C’è poi il capitolo delle vittime innocenti: Maurizio Colombrita (28 gennaio 1991) venne ucciso al cimitero di Catania perché scambiato per il fratello Giovanni, appartenente al clan Cappello. Lui, però, con la mafia non c’entrava. È accusato Aldo Ercolano. Salvatore Motta è rimasto vittima della strage di Lentini del 10 aprile 1991: un commando composto da Giuseppe Squillaci, Francesco Maccarrone, Nunzio Cocuzza e Sebastiano Nardo entrò in un bar e fu una carneficina. Ma Motta era lì per sbaglio. I bersagli erano Cirino Catalano e Salvatore Sambasile, ammazzati anche loro dai Santapaola per fare un favore agli alleati dei Nardo. 

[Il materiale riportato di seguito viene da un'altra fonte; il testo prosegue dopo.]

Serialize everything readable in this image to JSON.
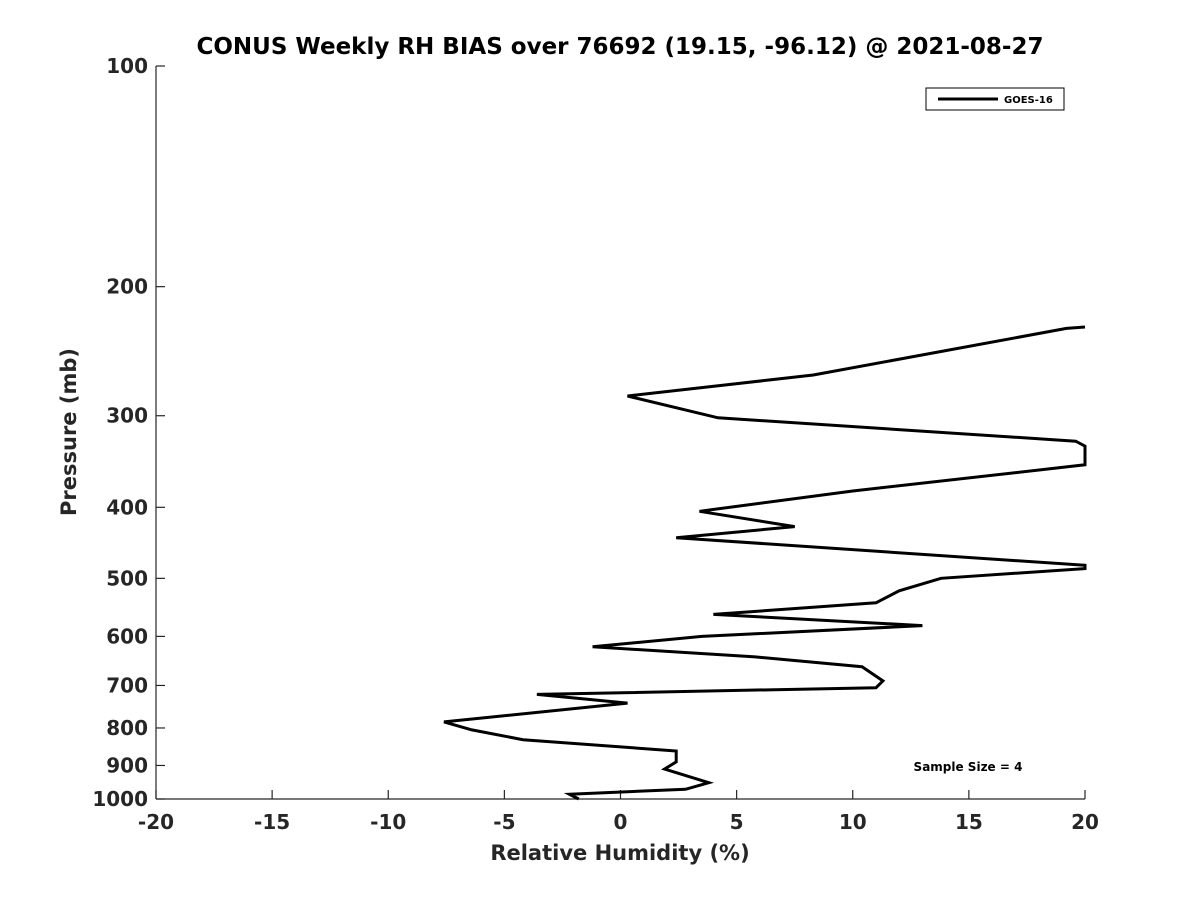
{
  "chart_data": {
    "type": "line",
    "title": "CONUS Weekly RH BIAS over 76692 (19.15, -96.12) @ 2021-08-27",
    "xlabel": "Relative Humidity (%)",
    "ylabel": "Pressure (mb)",
    "xlim": [
      -20,
      20
    ],
    "ylim": [
      100,
      1000
    ],
    "y_scale": "log",
    "y_reversed": true,
    "x_ticks": [
      "-20",
      "-15",
      "-10",
      "-5",
      "0",
      "5",
      "10",
      "15",
      "20"
    ],
    "y_ticks": [
      {
        "value": 100,
        "label": "100"
      },
      {
        "value": 200,
        "label": "200"
      },
      {
        "value": 300,
        "label": "300"
      },
      {
        "value": 400,
        "label": "400"
      },
      {
        "value": 500,
        "label": "500"
      },
      {
        "value": 600,
        "label": "600"
      },
      {
        "value": 700,
        "label": "700"
      },
      {
        "value": 800,
        "label": "800"
      },
      {
        "value": 900,
        "label": "900"
      },
      {
        "value": 1000,
        "label": "1000"
      }
    ],
    "grid": false,
    "legend": {
      "position": "top-right",
      "entries": [
        "GOES-16"
      ]
    },
    "annotation": "Sample Size = 4",
    "series": [
      {
        "name": "GOES-16",
        "color": "#000000",
        "points": [
          {
            "x": -1.8,
            "p": 1000
          },
          {
            "x": -2.2,
            "p": 985
          },
          {
            "x": 2.8,
            "p": 970
          },
          {
            "x": 3.8,
            "p": 950
          },
          {
            "x": 1.9,
            "p": 910
          },
          {
            "x": 2.4,
            "p": 890
          },
          {
            "x": 2.4,
            "p": 860
          },
          {
            "x": -4.2,
            "p": 830
          },
          {
            "x": -6.4,
            "p": 805
          },
          {
            "x": -7.6,
            "p": 785
          },
          {
            "x": 0.3,
            "p": 740
          },
          {
            "x": -3.6,
            "p": 720
          },
          {
            "x": 11.0,
            "p": 705
          },
          {
            "x": 11.3,
            "p": 690
          },
          {
            "x": 10.4,
            "p": 660
          },
          {
            "x": 5.8,
            "p": 640
          },
          {
            "x": -1.2,
            "p": 620
          },
          {
            "x": 3.5,
            "p": 600
          },
          {
            "x": 13.0,
            "p": 580
          },
          {
            "x": 4.0,
            "p": 560
          },
          {
            "x": 11.0,
            "p": 540
          },
          {
            "x": 12.0,
            "p": 520
          },
          {
            "x": 13.8,
            "p": 500
          },
          {
            "x": 20.0,
            "p": 485
          },
          {
            "x": 20.0,
            "p": 480
          },
          {
            "x": 2.4,
            "p": 440
          },
          {
            "x": 7.5,
            "p": 425
          },
          {
            "x": 3.4,
            "p": 405
          },
          {
            "x": 10.0,
            "p": 380
          },
          {
            "x": 20.0,
            "p": 350
          },
          {
            "x": 20.0,
            "p": 330
          },
          {
            "x": 19.6,
            "p": 325
          },
          {
            "x": 4.2,
            "p": 302
          },
          {
            "x": 0.3,
            "p": 282
          },
          {
            "x": 8.3,
            "p": 264
          },
          {
            "x": 19.2,
            "p": 228
          },
          {
            "x": 20.0,
            "p": 227
          }
        ]
      }
    ]
  }
}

Infine Giuseppe Torre (16 febbraio 1992): aveva vent’anni, era di Misterbianco, non c’entrava nulla. Era, però, il figlio della compagna di Tano Nicotra dei Tuppi. I Santapaola lo cercavano per ammazzarlo, ma non lo trovavano. Il basista sul territorio sarebbe stato Alfio Adornetto: avrebbe indicato alla cosca dove trovarlo. Gli uomini del clan si sono presentati da lui fingendosi carabinieri, lo hanno rapito, portato in campagna e torturato. Non sapeva niente. Lui è stato strangolato e il suo corpo è stato eliminato con il metodo dei malpassoti: bruciato insieme a una pila di copertoni, per non lasciare tracce umane riconoscibili.